Once it became clear last spring that the COVID-19 outbreak wasn't going to be small and passing, thoughts quickly turned to how bad the recession was going to get.
Wells Fargo is a big company, so it's going to report some big numbers when it makes its moves, yet it was still attention grabbing that it booked a more than $9.5 billion expense by adding to the allowance for loan losses in last year's second quarter.
It had recorded just a $503 million expense in the same period of 2019. The big move last year dropped the quarterly results to a big net loss.
What you would have expected from this, over the following few quarters, was loan after loan going bad. In fact net charge-offs of bad loans peaked in last year's June quarter, at $1.1 billion. The amount of failed loans charged off has since declined steadily, to $381 million in the quarter that just got reported.
At U.S. Bank the loan losses followed a similar trajectory, although for U.S. Bank the peak of loans charged off was in last year's third quarter, at $515 million. In the June quarter, the bank had net chargeoffs of just $180 million.
While U.S. Bank didn't make nearly as big of a one-time move to add to the allowance for loan losses in the second quarter last year at Wells Fargo did, it released more than $1 billion of reserves in the first quarter and backed out a smaller amount in the most recent quarter.
Bremer Financial just did its first reversal of loan-loss reserves, explained Keith Ahrendt, St. Paul-based Bremer's chief credit officer.

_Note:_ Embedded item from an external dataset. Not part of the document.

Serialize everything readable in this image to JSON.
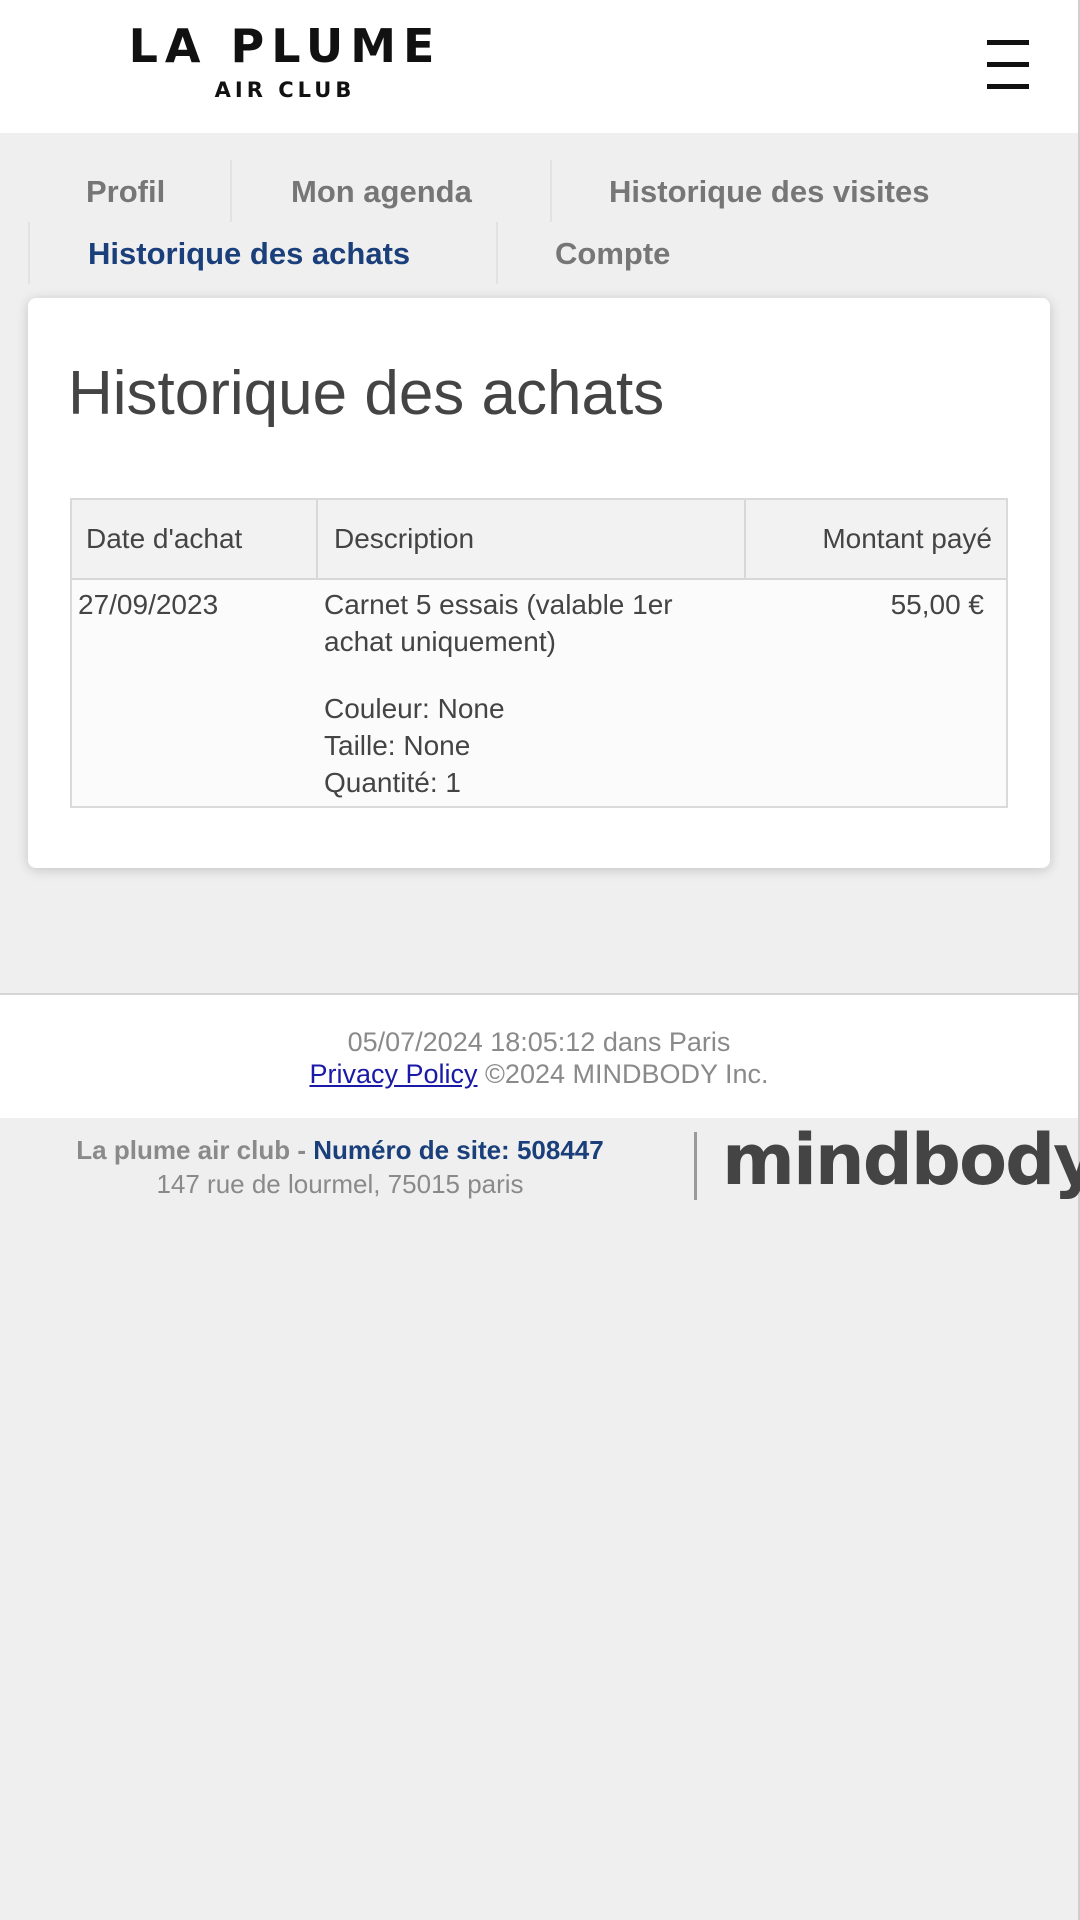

As a smaller, privately held bank, Bremer hasn't yet adopted the new way of reserving for loan losses, but the story Ahrendt told is what you'd expect. Their best estimate last spring of how borrowers would fare in the pandemic turned out to be too pessimistic.
The hospitality sector is one example he cited, as hotel properties that had been reporting 70% occupancy rates or better before the pandemic seemed headed for single-digit occupancy rates. But unless the borrowers served a lot of business customers, he said, they "seemed to bounce back in a reasonably good way."
Conditions improved for Bremer's customers in agriculture last year, he said, and the bank's portfolio of residential real estate loans "performed much better than expected as well."
A booming housing sector is one of the surprises of the COVID-19 era, as there's normally no such thing as a recession with a strong housing market. By this spring housing starts had reached a level last seen in 2006.
While companies like U.S. Bank have backed out reserves in each of the first two quarters of this year, allowances for loan losses are still bigger in the industry than before the pandemic, although part of that can be explained by the change in accounting rules.
Bankers also don't really know how the economy is going to go or how their borrowers will fare, and it may yet take some time for businesses hurt by the pandemic to stop making loan payments.
Federal support programs like enhanced unemployment benefits will sunset come fall, too, and a new wave of COVID-19 infections seems underway now as a lot of people haven't been vaccinated.
"There's less uncertainty than, say, a year ago," Bremer's Ahrendt said. "Now we've been through it and experienced it, and we have a little history to fall back on. We know how maybe the government and how businesses will respond. And we are better prepared to respond ourselves."